D’après moi, les voyous se trouvaient dans les rangs des forces de l’ordre ce jour-là. Une personne que je connais très bien, Mohamed Ali Borgi, a été touchée à la jambe par une balle réelle et a dû être hospitalisée à Sfax [les autorités affirment avoir tiré seulement des balles en caoutchouc, mais l'hôpital Habib-Bourguiba de Sfax nous a confirmé l'admission samedi soir de  Mohamed Ali Borgi qui était blessé par balle au col du fémur. Par ailleurs, des vidéos de douilles de balles réelles circulent sur Internet.] Ils ont mis à sac une épicerie de fruits secs et le propriétaire m’a dit qu’il allait porter plainte. J’ai aussi entendu dire qu’ils avaient volé des paquets de cigarettes sans pouvoir le confirmer car je ne l’ai pas vu de mes propres yeux.

 

Cette vidéo a été postée sur Facebook. Elle montre des douilles de balles réelles retrouvées par des habitants de Guelalla.

 

La foule a fini par complètement se disperser et les choses sont rentrées dans l’ordre en milieu d’après-midi. Je ne nie pas le fait que de nombreux policiers ont pu être blessés durant ces affrontements mais le ministre de l’Intérieur ne dit pas la vérité quand il met ça sur le dos de la population.

 

Cette décharge représente un danger réel. Et a vu le jour au mépris des lois. Aucune étude d’impact sur l’environnement et la santé publique n’a été réalisée en amont.
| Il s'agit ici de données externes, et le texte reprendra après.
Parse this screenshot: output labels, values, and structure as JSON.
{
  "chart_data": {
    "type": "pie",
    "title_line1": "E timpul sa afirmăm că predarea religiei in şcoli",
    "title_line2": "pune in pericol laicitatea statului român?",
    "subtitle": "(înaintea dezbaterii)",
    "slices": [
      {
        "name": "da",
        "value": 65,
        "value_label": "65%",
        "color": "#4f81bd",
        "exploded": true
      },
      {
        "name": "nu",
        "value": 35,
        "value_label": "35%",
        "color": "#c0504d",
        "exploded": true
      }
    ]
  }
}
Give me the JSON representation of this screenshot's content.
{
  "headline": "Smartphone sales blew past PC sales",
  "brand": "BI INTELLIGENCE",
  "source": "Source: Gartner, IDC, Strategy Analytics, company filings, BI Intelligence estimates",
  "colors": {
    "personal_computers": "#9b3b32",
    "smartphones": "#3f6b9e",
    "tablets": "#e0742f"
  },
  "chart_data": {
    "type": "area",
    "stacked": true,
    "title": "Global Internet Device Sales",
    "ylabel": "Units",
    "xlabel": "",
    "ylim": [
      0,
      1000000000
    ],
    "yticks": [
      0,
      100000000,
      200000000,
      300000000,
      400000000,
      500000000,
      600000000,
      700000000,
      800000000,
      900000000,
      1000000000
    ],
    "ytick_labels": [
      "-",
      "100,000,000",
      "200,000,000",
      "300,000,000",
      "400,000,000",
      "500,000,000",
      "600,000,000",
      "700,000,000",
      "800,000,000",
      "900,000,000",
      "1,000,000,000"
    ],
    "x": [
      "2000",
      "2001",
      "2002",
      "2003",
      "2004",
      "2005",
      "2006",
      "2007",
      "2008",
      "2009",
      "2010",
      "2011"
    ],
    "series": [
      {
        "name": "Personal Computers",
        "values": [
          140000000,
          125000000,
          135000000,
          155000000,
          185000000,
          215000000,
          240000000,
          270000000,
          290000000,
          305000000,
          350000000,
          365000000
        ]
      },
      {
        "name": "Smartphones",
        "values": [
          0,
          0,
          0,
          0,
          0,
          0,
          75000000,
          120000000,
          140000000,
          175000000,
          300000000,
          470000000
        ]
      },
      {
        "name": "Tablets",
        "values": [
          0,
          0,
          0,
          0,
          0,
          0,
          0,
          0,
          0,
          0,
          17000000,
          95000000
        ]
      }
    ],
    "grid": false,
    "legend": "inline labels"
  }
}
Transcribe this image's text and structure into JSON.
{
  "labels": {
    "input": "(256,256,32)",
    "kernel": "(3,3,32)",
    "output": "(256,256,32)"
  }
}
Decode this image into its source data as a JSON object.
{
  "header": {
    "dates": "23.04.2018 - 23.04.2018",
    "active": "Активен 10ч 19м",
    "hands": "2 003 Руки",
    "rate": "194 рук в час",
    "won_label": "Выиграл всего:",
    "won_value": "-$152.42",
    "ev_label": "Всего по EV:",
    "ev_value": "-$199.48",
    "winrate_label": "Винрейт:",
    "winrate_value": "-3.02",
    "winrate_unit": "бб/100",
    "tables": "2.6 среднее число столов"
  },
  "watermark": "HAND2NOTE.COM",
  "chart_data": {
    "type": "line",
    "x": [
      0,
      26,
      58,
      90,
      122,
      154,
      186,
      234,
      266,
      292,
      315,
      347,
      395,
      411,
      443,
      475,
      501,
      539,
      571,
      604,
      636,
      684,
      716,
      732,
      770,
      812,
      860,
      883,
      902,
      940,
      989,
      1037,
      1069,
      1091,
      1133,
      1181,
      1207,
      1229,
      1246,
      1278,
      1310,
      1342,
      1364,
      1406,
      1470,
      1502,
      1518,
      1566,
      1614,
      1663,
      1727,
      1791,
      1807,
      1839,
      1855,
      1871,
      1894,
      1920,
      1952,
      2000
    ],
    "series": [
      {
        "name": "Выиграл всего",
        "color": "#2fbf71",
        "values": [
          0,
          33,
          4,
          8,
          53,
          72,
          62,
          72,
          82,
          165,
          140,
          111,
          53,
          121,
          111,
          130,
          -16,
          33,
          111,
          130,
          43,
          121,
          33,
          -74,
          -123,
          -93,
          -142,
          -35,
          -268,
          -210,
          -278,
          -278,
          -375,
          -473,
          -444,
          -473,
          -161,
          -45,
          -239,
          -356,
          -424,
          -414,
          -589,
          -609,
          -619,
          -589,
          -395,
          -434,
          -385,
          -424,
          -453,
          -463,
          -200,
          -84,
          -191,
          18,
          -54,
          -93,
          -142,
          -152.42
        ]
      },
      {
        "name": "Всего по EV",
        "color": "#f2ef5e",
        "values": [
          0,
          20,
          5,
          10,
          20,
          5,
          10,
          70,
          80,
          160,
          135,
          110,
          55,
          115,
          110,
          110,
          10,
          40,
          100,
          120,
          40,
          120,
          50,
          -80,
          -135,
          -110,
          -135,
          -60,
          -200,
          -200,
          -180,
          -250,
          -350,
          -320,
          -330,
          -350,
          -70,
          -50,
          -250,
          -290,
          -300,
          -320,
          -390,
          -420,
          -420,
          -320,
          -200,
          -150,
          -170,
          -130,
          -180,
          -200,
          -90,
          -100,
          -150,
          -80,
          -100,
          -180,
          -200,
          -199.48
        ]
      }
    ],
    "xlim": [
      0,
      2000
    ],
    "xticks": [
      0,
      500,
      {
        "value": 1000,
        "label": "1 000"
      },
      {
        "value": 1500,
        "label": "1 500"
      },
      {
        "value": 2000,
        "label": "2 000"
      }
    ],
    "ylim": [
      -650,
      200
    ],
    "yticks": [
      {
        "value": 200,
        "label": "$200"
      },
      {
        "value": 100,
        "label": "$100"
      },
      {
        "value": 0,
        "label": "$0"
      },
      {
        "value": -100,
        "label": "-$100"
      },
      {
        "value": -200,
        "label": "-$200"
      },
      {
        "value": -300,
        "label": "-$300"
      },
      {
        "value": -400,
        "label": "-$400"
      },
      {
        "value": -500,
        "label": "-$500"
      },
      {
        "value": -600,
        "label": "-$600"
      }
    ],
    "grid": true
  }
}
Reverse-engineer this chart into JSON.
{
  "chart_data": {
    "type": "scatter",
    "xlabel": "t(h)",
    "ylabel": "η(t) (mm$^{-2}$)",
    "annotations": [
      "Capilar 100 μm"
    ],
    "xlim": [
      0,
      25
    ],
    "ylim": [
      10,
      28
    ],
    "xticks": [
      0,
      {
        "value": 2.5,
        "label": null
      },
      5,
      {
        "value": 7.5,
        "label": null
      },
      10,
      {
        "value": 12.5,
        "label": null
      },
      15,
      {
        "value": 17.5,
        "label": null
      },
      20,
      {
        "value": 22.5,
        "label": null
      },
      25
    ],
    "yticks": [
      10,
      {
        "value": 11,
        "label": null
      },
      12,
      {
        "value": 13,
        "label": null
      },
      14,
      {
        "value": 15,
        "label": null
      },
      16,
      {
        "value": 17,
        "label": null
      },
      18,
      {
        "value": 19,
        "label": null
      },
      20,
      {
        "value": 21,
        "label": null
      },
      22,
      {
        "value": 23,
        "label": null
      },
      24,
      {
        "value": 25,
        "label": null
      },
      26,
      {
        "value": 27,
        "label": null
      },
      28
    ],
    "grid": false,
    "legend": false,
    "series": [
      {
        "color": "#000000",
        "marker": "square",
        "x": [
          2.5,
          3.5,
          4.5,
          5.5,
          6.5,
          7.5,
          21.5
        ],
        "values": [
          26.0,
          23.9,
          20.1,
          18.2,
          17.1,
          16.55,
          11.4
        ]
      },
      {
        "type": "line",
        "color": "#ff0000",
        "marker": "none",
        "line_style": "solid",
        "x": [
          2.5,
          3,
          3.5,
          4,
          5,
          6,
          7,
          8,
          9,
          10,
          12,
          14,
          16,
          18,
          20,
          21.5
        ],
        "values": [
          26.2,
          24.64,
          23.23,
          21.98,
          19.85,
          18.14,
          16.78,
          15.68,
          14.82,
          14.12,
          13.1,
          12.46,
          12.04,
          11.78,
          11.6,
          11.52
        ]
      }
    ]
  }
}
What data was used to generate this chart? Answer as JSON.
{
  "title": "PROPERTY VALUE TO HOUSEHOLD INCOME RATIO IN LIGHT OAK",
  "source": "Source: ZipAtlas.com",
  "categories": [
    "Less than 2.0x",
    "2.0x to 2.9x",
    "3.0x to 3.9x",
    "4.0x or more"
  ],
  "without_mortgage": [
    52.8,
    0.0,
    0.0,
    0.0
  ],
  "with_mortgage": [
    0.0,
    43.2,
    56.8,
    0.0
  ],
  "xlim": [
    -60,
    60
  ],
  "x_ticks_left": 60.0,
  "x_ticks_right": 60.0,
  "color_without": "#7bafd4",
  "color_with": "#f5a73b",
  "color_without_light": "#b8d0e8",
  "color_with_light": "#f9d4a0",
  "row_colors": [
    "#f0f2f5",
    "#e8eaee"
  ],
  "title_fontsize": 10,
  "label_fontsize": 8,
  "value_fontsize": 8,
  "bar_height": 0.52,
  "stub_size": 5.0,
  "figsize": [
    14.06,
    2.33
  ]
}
La montagne d’ordures formée par ces déchets provoque des odeurs pestilentielles et la prolifération d’insectes.

 

Dans les jours qui viennent, l’organisation à laquelle j’appartiens et qui se compose de juristes, hommes politiques locaux et autres citoyens lambda va publier un rapport qui mettra en relief les violences policières. Nous apporterons la preuve que des exactions ont été commises à l’encontre des habitants. Mais nous avons besoin d’un peu de temps pour nous organiser et frapper un grand coup pour alerter les médias.

 

Billet réalisé avec la collaboration de Grégoire Remund, journaliste à France 24.